Nella stessa sera di Talca, a Valdivia, nel sud del Cile, si assiste ad una scena molto simile. Migliaia di persone si riuniscono nella piazza principale per manifestare. Ci sono studenti, lavoratori, anziani e famiglie con bambini che attraverso i cacerolazos – maniera di protestare caratteristica del Cile e più in generale del Sud America – e i canti cercano di far sentire la propria voce in maniera pacifica, tanto che a tratti sembra un giorno di festa. A lato della manifestazione appare una bandiera enorme del Cile trasportata da alcuni ragazzi, probabilmente studenti, che cattura l’attenzione di tutti. D’improvviso, senza alcuna motivazione, un getto d’acqua viene spruzzato dalla camionetta dei carabinieri sulla folla, seguito dal lancio di bombe fumogene. Le persone scappano ai lati della piazza, i genitori cercano di proteggere i bambini, per impedire che vengano schiacciati dalla folla: esplode la rabbia e iniziano le barricate, gli scontri e la violenza. Alla fine si conteranno alcuni feriti oltre alla distruzione di banche, farmacie, Mcdonald’s, casinó e vari danni alle opere pubbliche.

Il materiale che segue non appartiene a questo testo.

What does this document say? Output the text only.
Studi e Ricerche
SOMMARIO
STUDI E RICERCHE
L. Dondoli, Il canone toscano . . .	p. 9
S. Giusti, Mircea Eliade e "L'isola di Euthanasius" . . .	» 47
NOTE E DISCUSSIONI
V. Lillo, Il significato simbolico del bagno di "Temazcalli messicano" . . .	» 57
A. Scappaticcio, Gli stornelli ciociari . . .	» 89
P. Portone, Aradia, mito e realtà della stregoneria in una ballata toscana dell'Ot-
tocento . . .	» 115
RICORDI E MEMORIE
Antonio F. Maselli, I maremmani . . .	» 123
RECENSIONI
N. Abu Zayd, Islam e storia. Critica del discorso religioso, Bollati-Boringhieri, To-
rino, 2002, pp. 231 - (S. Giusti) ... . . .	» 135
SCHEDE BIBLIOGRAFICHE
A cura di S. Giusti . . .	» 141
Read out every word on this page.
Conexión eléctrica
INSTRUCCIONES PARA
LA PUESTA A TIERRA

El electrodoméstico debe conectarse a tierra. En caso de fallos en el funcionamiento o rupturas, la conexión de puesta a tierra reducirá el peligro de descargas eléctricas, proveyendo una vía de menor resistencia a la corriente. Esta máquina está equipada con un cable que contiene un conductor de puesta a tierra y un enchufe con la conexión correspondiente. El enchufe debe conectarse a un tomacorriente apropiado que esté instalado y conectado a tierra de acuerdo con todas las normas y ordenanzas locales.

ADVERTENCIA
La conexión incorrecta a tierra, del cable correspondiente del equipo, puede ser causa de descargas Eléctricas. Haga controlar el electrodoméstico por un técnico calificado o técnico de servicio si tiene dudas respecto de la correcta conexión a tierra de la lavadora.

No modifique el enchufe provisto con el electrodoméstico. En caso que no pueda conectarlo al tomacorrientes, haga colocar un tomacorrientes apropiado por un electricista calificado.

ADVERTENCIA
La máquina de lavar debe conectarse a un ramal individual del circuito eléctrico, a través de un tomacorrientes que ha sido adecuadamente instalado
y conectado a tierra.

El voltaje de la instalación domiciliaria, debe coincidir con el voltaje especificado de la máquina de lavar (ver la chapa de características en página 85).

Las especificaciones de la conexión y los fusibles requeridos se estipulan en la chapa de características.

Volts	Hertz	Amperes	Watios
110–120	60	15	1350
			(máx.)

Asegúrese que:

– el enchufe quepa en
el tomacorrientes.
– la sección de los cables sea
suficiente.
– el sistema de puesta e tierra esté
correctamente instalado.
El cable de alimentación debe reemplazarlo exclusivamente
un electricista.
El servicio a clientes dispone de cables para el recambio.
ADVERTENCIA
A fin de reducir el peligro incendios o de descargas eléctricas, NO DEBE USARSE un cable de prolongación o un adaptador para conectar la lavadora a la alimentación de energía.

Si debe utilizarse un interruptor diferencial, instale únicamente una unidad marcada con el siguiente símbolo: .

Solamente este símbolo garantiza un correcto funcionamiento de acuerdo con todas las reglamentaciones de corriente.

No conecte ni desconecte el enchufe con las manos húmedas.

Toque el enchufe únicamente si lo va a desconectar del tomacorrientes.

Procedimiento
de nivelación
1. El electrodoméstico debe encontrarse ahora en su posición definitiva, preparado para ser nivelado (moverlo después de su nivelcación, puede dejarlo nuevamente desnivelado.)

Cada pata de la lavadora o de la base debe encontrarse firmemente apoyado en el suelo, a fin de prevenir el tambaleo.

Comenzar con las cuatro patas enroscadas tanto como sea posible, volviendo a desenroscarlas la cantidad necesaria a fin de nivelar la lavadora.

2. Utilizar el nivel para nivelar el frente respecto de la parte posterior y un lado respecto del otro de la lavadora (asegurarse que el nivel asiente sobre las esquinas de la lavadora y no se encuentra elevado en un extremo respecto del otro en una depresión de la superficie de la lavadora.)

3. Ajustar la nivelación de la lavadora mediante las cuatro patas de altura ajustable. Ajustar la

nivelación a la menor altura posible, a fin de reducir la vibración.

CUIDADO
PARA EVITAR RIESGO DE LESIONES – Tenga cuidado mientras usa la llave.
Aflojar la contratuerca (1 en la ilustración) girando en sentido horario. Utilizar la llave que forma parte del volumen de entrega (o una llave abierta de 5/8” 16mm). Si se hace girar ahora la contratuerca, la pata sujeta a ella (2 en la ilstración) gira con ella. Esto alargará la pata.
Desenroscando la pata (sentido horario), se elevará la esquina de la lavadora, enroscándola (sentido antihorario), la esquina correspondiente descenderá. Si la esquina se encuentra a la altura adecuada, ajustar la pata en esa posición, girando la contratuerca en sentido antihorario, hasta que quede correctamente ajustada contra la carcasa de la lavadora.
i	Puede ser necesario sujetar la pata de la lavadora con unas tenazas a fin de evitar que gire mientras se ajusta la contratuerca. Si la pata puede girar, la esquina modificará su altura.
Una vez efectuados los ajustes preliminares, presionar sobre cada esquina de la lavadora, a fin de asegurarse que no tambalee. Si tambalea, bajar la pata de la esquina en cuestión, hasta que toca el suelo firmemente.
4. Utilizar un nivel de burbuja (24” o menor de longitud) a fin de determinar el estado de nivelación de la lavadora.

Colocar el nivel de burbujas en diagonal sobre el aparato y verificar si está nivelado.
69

Leggendo i quotidiani delle diverse città, gli avvenimenti degli ultimi giorni sembrano tutti accomunati da una rapida escalation di violenza durante manifestazioni, fino a quel momento pacifiche.
Sorgono quindi spontanee alcune domande: tutta questa violenza tra manifestanti e forze dell’ordine si sarebbe potuta evitare in un qualche modo? E quando è necessario che lo Stato, per cercare di far rientrare queste proteste, impugni l’arma della violenza (sempre che in alcuni casi lo sia)?